Pressman shared that Canada is seeing the same trend, with 30 per cent of companies that recently went public already undertaking a review of the strategic alternatives. Pressman noted, however, that going-private transactions for companies now trading at significantly lower stock prices as compared to recent-year highs, present difficult questions for boards who must analyse the cause of stock fluctuations and the effect on shareholders. Pressman noted that process is important in these circumstances, and in response to a question presented by Cardi, Pressman stated that if an issuer’s IPO price is much higher than the proposed take-private valuation, it should consider empowering an independent committee to ensure that there is a clear understanding of what has caused the change in valuation and that the current valuation represents a fair valuation.

In summary, companies globally are grappling with valuations and exploring various strategies, including secondary listings, changing listings, going-private transactions and implementing novel approaches to address distress in the markets.

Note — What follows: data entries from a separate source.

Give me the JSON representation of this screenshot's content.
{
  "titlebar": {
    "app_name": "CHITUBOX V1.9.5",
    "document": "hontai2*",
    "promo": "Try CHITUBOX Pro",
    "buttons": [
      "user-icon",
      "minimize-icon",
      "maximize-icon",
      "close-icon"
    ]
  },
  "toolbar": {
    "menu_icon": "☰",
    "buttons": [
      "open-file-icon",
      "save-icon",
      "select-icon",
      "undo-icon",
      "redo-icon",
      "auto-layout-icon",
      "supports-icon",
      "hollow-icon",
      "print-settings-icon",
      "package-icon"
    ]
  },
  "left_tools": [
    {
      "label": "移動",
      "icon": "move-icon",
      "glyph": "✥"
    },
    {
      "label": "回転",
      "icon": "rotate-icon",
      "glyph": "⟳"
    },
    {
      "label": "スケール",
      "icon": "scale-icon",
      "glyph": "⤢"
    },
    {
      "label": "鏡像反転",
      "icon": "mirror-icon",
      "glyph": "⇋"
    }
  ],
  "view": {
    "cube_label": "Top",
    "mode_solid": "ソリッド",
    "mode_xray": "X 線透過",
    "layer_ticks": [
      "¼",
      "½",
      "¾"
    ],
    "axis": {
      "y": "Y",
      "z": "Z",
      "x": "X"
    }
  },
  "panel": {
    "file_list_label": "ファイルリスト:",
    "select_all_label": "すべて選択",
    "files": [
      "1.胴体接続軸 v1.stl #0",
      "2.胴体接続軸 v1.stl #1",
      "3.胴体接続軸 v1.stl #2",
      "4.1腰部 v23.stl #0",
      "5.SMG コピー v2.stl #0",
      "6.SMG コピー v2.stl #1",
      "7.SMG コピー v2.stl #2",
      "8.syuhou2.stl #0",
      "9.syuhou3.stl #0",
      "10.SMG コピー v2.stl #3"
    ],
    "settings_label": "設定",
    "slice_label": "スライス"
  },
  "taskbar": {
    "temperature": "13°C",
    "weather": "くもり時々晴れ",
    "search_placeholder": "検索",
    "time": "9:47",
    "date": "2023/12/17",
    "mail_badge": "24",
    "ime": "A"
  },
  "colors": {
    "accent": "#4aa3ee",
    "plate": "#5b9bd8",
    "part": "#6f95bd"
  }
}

Resurgence of hostile activity

The last topic discussed was the increase in hostile activities globally and potential defences to such activity. Croff explained that in Italy, where most companies are controlled companies, there is limited room for hostile activity as unsolicited bids require controlling shareholder approval. Similarly, Pressman stated that in Canada, structural changes like the mandatory non-waivable tender offer conditions and a minimum 105-day offer period provide boards with more opportunities to build defences or seek alternatives and, as a result, have altered the dynamics between bidders and boards and lowered hostile activity. Coghill explained that in London there have been several unsolicited hostile bids that have been met with successful defences this year, noting in particular that shareholder support and the put-up or shut-up takeover code provision serve as effective defences.

In summary, the level of hostile market activity and the appropriate defences vary across countries and depend on country-specific regulations and market practices.

Conclusion and final remarks

Overall, the panel discussion shed light on the evolving landscape of public company M&A and securities law globally. The topics of forum shopping listing jurisdictions, the transition of numerous issuers from public to private and the resurgence of hostile activity in certain geographies were explored. The discussion underscored the importance of understanding country-specific regulations and market practices relating to public companies.

Disclaimer

The information contained in this report is of a general nature and intended to be educational. Any applicability of the rules should be reviewed with M&A counsel. Nothing in this report should be construed to constitute investment advice or securities advice in any manner, shape or form.